Growing up in a small farm community as Wesley David Richards, he credited his grandfather for his ring name.

“I had one of those hats like Davey Crockett growing up. Grandpa always called me ‘Davey Boy.’ He was a big influence on my life and passed away early in my pro wrestling career. I use the name because it helps keep me grounded regardless of how big this wrestling thing gets.”

Richards wrestled in high school and at the college level. While considering his options and while weighing his pursuit of a medical degree, he reconnected with pro wrestling, a sport he had enjoyed when he was younger.

“I was looking for something to do and after watching some wrestling, I thought, ‘I could do that.’”
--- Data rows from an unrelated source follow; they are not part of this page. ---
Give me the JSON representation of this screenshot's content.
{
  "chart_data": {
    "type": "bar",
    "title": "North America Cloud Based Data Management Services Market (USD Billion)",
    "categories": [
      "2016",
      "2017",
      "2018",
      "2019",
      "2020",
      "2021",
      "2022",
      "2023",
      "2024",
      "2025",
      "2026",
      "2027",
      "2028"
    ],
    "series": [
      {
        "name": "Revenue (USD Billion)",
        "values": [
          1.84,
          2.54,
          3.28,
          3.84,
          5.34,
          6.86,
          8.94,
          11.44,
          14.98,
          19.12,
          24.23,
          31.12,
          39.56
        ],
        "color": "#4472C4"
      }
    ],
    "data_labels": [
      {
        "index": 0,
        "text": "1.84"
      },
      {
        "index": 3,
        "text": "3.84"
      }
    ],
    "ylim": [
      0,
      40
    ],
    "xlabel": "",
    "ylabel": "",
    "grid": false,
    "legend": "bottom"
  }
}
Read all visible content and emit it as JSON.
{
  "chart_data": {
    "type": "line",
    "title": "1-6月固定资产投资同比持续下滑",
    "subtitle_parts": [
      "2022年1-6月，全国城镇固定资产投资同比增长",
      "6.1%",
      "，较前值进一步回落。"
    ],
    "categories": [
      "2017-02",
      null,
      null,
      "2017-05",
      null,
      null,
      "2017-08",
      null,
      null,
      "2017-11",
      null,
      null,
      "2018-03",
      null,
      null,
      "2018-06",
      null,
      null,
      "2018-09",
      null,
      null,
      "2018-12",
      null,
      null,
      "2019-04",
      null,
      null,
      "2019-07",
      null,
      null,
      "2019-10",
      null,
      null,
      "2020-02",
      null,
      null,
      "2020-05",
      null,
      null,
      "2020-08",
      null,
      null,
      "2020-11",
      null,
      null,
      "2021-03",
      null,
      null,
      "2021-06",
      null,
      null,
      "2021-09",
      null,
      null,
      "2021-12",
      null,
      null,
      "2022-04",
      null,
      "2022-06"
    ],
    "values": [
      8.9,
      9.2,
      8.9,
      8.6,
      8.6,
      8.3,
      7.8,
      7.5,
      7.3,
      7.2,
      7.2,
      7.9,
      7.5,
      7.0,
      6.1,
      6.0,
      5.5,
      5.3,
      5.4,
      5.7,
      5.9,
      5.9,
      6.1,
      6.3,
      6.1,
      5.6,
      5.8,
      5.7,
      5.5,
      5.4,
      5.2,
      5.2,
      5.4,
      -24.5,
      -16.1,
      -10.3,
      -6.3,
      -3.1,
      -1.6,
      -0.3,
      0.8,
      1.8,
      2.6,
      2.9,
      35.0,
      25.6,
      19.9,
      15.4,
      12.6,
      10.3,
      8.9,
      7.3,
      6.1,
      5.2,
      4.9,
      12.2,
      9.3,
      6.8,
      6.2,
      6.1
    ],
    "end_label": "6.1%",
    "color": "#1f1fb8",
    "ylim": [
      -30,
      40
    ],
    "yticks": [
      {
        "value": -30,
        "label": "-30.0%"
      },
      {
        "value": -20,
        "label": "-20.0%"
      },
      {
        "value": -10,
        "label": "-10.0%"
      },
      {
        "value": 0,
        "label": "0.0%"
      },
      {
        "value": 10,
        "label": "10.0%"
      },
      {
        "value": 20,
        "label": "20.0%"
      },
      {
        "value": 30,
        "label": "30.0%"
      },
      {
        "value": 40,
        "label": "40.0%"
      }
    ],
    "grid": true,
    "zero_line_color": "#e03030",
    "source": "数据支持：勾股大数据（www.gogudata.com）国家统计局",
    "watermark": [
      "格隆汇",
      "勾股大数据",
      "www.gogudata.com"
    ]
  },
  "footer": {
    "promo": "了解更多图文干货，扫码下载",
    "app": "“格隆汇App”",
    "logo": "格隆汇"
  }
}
With that as his motivation, he packed his bags, left his familiar surroundings and headed to a wrestling school in Atlanta, Ga.

What Richards soon learned is that the word “choreographed” is not synonymous with “pain free.”

“I found that out the hard way … The attitude many amateur wrestlers have is, ‘Hey we’re the real stuff, this fake stuff is going to be easy,’” Richards said. “I had a bit of that attitude, but I’ll tell you, I’ve been far more torn up in professional wrestling.”